Recap (and snippets) from latourette
Return to this statement of Latourette’s at the end of the class:
Latourette therefore concludes his section on Augustine with these words:
To Christians with the experience of Paul and Augustine only one answer [to the controversy between determinism and indeterminism or free will] is possible, for in their own lives they have known the impotence of their wills and the power of victory which has come from outside themselves as the free gift of God through Jesus Christ. To them it is easy to regard the action of God as initiated solely by God and at His unfathomable discretion. (181)
Latourette adds that others “who have not known that deep inner conflict with its bitter frustration and the amazing joy of triumph through God’s grace, have been inclined to hold to man’s ability to attain, through his own effort, although perhaps aided by God, to the ideal life.” (181)

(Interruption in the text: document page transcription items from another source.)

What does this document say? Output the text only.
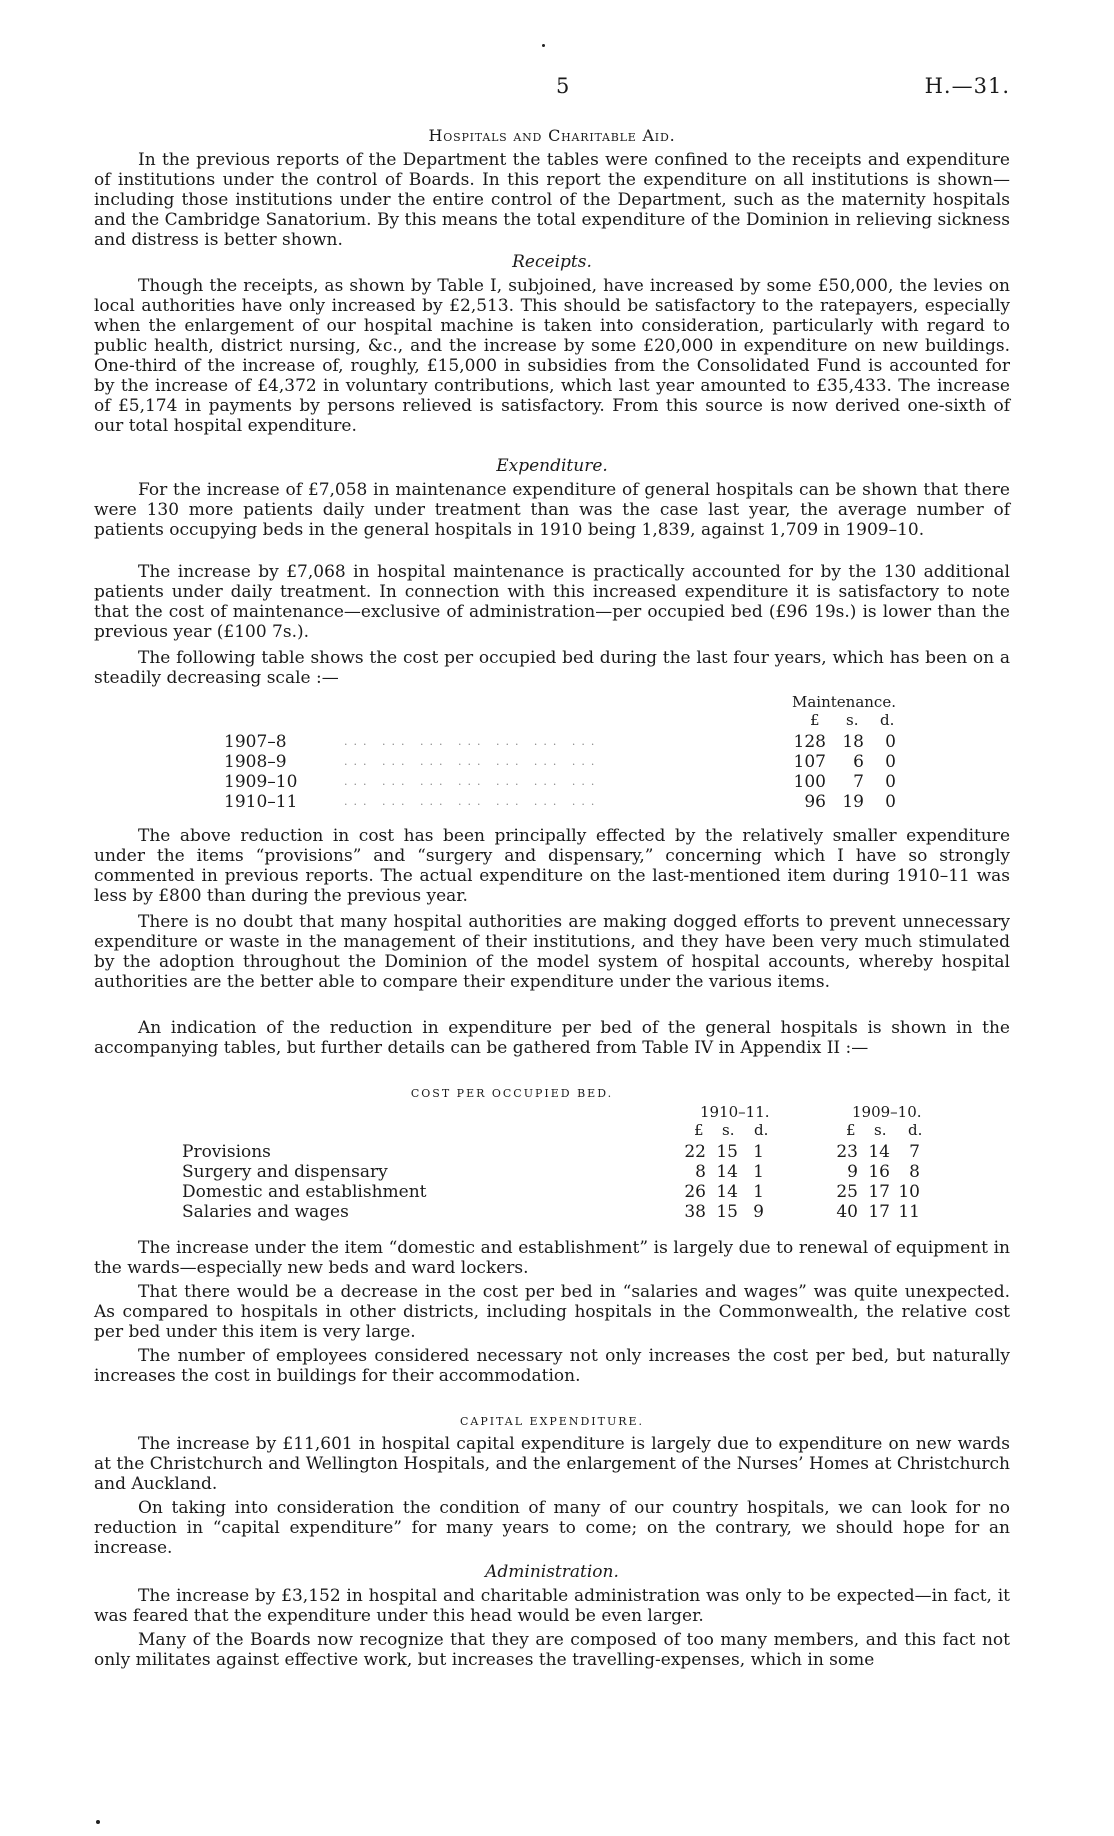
5	H.—31.
Hospitals and Charitable Aid.
In the previous reports of the Department the tables were confined to the receipts and expenditure of institutions under the control of Boards. In this report the expenditure on all institutions is shown—including those institutions under the entire control of the Department, such as the maternity hospitals and the Cambridge Sanatorium. By this means the total expenditure of the Dominion in relieving sickness and distress is better shown.
Receipts.
Though the receipts, as shown by Table I, subjoined, have increased by some £50,000, the levies on local authorities have only increased by £2,513. This should be satisfactory to the ratepayers, especially when the enlargement of our hospital machine is taken into consideration, particularly with regard to public health, district nursing, &c., and the increase by some £20,000 in expenditure on new buildings. One-third of the increase of, roughly, £15,000 in subsidies from the Consolidated Fund is accounted for by the increase of £4,372 in voluntary contributions, which last year amounted to £35,433. The increase of £5,174 in payments by persons relieved is satisfactory. From this source is now derived one-sixth of our total hospital expenditure.
Expenditure.
For the increase of £7,058 in maintenance expenditure of general hospitals can be shown that there were 130 more patients daily under treatment than was the case last year, the average number of patients occupying beds in the general hospitals in 1910 being 1,839, against 1,709 in 1909–10.
The increase by £7,068 in hospital maintenance is practically accounted for by the 130 additional patients under daily treatment. In connection with this increased expenditure it is satisfactory to note that the cost of maintenance—exclusive of administration—per occupied bed (£96 19s.) is lower than the previous year (£100 7s.).
The following table shows the cost per occupied bed during the last four years, which has been on a steadily decreasing scale :—
Maintenance.
£ s. d.
1907–8	... ... ... ... ... ... ...	128 18	0
1908–9	... ... ... ... ... ... ...	107	6	0
1909–10	... ... ... ... ... ... ...	100	7	0
1910–11	... ... ... ... ... ... ...	96 19	0
The above reduction in cost has been principally effected by the relatively smaller expenditure under the items “provisions” and “surgery and dispensary,” concerning which I have so strongly commented in previous reports. The actual expenditure on the last-mentioned item during 1910–11 was less by £800 than during the previous year.
There is no doubt that many hospital authorities are making dogged efforts to prevent unnecessary expenditure or waste in the management of their institutions, and they have been very much stimulated by the adoption throughout the Dominion of the model system of hospital accounts, whereby hospital authorities are the better able to compare their expenditure under the various items.
An indication of the reduction in expenditure per bed of the general hospitals is shown in the accompanying tables, but further details can be gathered from Table IV in Appendix II :—
COST PER OCCUPIED BED.
1910–11.	1909–10.
£ s. d.	£ s. d.
Provisions	22 15 1	23 14	7
Surgery and dispensary	8 14 1	9 16	8
Domestic and establishment	26 14 1	25 17 10
Salaries and wages	38 15 9	40 17 11
The increase under the item “domestic and establishment” is largely due to renewal of equipment in the wards—especially new beds and ward lockers.
That there would be a decrease in the cost per bed in “salaries and wages” was quite unexpected. As compared to hospitals in other districts, including hospitals in the Commonwealth, the relative cost per bed under this item is very large.
The number of employees considered necessary not only increases the cost per bed, but naturally increases the cost in buildings for their accommodation.
CAPITAL EXPENDITURE.
The increase by £11,601 in hospital capital expenditure is largely due to expenditure on new wards at the Christchurch and Wellington Hospitals, and the enlargement of the Nurses’ Homes at Christchurch and Auckland.
On taking into consideration the condition of many of our country hospitals, we can look for no reduction in “capital expenditure” for many years to come; on the contrary, we should hope for an increase.
Administration.
The increase by £3,152 in hospital and charitable administration was only to be expected—in fact, it was feared that the expenditure under this head would be even larger.
Many of the Boards now recognize that they are composed of too many members, and this fact not only militates against effective work, but increases the travelling-expenses, which in some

Basically man’s sin is pride, the desire of the creature to put himself in the centre rather than God, to do his will rather than God’s will.

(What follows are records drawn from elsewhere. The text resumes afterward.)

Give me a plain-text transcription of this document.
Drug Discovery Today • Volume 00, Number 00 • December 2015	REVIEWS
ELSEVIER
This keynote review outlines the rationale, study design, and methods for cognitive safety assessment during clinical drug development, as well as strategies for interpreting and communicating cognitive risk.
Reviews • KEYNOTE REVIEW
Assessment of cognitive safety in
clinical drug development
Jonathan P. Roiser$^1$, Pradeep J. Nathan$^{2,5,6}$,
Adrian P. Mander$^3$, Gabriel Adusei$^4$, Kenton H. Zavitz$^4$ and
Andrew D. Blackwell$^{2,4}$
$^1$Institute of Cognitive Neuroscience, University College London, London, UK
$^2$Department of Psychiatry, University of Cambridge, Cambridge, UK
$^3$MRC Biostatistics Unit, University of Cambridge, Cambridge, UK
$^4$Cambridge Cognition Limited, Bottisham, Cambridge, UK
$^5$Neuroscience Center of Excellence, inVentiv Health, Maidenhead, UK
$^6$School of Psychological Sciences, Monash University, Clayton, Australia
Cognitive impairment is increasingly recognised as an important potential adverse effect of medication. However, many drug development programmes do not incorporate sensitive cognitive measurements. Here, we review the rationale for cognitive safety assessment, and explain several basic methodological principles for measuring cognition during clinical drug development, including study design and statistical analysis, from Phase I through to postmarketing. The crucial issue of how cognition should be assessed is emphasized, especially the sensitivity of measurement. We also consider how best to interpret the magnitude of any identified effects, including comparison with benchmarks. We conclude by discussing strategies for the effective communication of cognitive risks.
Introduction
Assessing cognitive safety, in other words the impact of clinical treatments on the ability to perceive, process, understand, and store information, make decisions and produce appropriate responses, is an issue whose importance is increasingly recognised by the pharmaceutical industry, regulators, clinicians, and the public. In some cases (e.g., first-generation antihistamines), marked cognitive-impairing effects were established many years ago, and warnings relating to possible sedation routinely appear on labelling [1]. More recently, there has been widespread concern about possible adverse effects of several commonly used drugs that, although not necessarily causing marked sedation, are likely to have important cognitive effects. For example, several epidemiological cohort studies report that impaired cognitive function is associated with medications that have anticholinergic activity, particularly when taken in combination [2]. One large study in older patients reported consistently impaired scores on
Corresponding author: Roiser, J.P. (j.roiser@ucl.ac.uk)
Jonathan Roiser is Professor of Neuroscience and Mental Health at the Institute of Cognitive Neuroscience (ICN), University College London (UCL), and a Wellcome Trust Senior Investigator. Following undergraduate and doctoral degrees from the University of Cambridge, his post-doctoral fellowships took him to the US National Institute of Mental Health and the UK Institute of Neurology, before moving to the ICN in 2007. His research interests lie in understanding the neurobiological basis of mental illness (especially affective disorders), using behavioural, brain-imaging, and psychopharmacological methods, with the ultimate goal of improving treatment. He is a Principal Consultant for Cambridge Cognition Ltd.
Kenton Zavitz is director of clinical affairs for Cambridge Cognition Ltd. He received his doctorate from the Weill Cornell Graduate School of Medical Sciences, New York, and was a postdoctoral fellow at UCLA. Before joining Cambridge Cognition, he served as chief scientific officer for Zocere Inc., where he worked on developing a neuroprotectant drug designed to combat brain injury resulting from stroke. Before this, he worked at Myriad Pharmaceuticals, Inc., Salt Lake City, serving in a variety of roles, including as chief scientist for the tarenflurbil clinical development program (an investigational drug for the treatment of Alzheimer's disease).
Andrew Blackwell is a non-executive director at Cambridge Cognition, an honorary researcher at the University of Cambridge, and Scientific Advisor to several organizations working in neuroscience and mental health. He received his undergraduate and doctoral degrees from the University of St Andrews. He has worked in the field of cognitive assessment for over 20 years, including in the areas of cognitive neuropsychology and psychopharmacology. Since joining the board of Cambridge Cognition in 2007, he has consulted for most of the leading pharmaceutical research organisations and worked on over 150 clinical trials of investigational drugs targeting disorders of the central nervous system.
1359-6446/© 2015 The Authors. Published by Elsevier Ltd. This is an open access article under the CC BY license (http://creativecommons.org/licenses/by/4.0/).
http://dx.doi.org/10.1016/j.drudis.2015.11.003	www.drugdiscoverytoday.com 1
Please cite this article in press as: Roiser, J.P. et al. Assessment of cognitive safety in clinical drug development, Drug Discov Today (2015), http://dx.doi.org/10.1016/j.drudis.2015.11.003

Having once put himself in the centre, his every effort to extricate himself is nullified by the fact that it arises from continuing concern for himself, and thus he is mired ever more deeply in the morass into which he has fallen. Man is still free, but only free to sin, to sink ever lower. He is not free to turn wholly to God.
All of us have not only a tendency to sin, but through Adam’s sin we share his loss of status, his self-centredness, his inability to choose God, and, therefore, his guilt in the sight of God. We can be rescued only through a second birth.
God’s grace, so at least some Pelagians held, is seen in giving man free will at his creation, in giving man the law as a guide to his choice, and in sending Jesus Christ who by his teaching and good example assists men to do good. From Augustine’s standpoint, this view made grace unnecessary and differed little from Stoic morality.